Supreme Court slams California’s authoritarianism again

Last week, the Supreme Court slammed the 9th U.S. Circuit Court of Appeals’s decision that upheld California Gov. Gavin Newsom’s arbitrary, authoritarian COVID-19 restrictions.

In a four-page unsigned order, five justices (Justices Clarence Thomas, Samuel Alito, Neil Gorsuch, Brett Kavanaugh, and Amy Coney Barrett) agreed they would grant the application for injunctive relief. This order is particularly important.

It remains consistent with the justices’ previous opinions regarding churches that have appealed to the Supreme Court this last year in order to continue operating. It also underscores just how subjective and authoritarian Newsom’s pandemic policies have been for people of faith. It wasn’t just crazy, bigoted, religious people who think so; the Supreme Court agrees.

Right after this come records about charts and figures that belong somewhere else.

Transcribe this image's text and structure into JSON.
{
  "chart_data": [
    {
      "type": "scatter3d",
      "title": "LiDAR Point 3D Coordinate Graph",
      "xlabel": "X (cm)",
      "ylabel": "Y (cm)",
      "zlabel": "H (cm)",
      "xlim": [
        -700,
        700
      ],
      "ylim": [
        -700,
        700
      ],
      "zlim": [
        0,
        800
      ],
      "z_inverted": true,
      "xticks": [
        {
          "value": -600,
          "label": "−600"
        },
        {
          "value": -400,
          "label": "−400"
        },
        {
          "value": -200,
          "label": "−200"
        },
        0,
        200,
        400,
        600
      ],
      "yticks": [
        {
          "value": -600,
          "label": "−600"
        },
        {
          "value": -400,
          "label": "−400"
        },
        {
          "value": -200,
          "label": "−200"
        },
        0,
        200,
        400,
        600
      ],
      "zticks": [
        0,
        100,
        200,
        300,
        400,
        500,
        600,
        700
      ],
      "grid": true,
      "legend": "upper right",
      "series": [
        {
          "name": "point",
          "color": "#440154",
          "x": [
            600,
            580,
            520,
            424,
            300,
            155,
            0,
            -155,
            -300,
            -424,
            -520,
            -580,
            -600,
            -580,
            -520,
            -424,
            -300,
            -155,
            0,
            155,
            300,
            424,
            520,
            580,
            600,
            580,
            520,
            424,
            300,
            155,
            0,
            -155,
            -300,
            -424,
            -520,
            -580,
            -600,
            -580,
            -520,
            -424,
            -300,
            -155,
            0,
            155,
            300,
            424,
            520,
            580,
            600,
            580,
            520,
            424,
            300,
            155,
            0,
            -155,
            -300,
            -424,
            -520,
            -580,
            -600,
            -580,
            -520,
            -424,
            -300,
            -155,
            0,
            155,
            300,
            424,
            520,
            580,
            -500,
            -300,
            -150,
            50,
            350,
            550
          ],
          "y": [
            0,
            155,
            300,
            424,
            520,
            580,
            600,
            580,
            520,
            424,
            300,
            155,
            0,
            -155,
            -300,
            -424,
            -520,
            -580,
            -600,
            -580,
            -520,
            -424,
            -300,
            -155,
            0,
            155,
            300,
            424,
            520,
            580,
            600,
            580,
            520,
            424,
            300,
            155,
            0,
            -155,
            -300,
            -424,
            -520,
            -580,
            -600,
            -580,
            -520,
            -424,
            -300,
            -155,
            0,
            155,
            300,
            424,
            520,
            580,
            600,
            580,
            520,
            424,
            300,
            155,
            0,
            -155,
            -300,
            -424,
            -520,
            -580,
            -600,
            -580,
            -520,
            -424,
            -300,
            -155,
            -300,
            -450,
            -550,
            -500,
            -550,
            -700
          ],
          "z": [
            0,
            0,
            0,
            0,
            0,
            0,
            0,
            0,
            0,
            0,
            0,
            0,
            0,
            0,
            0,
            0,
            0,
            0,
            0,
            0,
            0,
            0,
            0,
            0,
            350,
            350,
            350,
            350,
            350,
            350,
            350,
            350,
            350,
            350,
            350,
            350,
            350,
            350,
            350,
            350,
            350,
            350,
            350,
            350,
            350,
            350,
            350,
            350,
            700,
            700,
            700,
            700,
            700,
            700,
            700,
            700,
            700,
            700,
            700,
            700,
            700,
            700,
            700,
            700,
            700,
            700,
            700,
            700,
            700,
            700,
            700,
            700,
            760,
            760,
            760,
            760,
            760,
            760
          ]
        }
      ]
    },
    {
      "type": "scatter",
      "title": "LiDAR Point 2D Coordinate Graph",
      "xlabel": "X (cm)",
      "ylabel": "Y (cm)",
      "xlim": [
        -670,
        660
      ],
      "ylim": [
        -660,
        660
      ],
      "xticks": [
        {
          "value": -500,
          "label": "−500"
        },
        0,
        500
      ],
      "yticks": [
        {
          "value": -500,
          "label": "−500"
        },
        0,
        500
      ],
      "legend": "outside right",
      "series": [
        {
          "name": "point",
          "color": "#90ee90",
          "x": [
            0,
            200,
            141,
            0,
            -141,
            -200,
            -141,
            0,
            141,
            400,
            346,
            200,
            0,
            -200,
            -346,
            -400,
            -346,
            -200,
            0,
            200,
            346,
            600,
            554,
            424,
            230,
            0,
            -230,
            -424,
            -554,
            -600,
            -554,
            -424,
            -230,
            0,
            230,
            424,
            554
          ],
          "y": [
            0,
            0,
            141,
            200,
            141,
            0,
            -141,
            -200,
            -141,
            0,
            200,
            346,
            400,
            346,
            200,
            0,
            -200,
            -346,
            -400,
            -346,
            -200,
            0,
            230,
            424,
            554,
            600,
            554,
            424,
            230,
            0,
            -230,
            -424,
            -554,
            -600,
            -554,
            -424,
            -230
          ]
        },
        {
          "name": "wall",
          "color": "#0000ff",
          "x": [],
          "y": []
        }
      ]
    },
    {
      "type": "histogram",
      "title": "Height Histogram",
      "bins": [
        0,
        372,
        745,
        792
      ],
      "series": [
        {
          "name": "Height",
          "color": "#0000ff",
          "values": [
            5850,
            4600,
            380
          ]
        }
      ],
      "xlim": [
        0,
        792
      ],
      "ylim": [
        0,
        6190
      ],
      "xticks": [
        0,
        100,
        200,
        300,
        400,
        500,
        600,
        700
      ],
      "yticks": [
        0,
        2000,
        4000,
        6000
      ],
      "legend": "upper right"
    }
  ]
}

In Tandon v. Newsom, the five justices wrote, “First, California treats some comparable secular activities more favorably than at-home religious exercise, permitting hair salons, retail stores, personal care services, movie theaters, private suites at sporting events and concerts, and indoor restaurants to bring together more than three households at a time.”

That this needs to be pointed out in every single one of the last five cases seems redundant to the point of frustration. Yet, Newsom kept his restrictions on houses of worship with an almost smug assurance. He could not have been more wrong. Why did people go along with it?

Gorsuch said that “although California officials changed the challenged policy shortly after this application was filed, the previous restrictions remain in place until April 15th, and officials with a track record of ‘moving the goalposts’ retain authority to reinstate those heightened restrictions at any time.”

Of all the justices, Gorsuch seems to consistently hit at the heart of the issue: No one disagrees that people have the right to worship, but with the ruse of a health crisis close at hand, it was too easy for Newsom to place inconsistent restrictions on secular businesses and houses of worship (or in this case, people who wanted to continue hosting Bible studies in their home) then change his mind and undo them when lawsuits ensued. The court made it clear on Friday that “even if the government withdraws or modifies a COVID restriction in the course of litigation, that does not necessarily moot the case.”

I’m glad people of faith have the judicial branch to appeal to when they need to “petition the government for a redress of grievances,” but a five-win streak should suggest something is awry with the system that put them there, not the one that rescued them. Churches were forced to appeal to the courts because they wanted to worship and Newsom wasn’t letting them.

They knew the right was already theirs. They knew his restrictions were inconsistent across the state, they should have been allowed to be open during much of the pandemic, and still, they were restricted. If there is another pandemic, I hope people of faith remember their track record of “wins” and, with these Supreme Court decisions in mind, worship freely as is their right.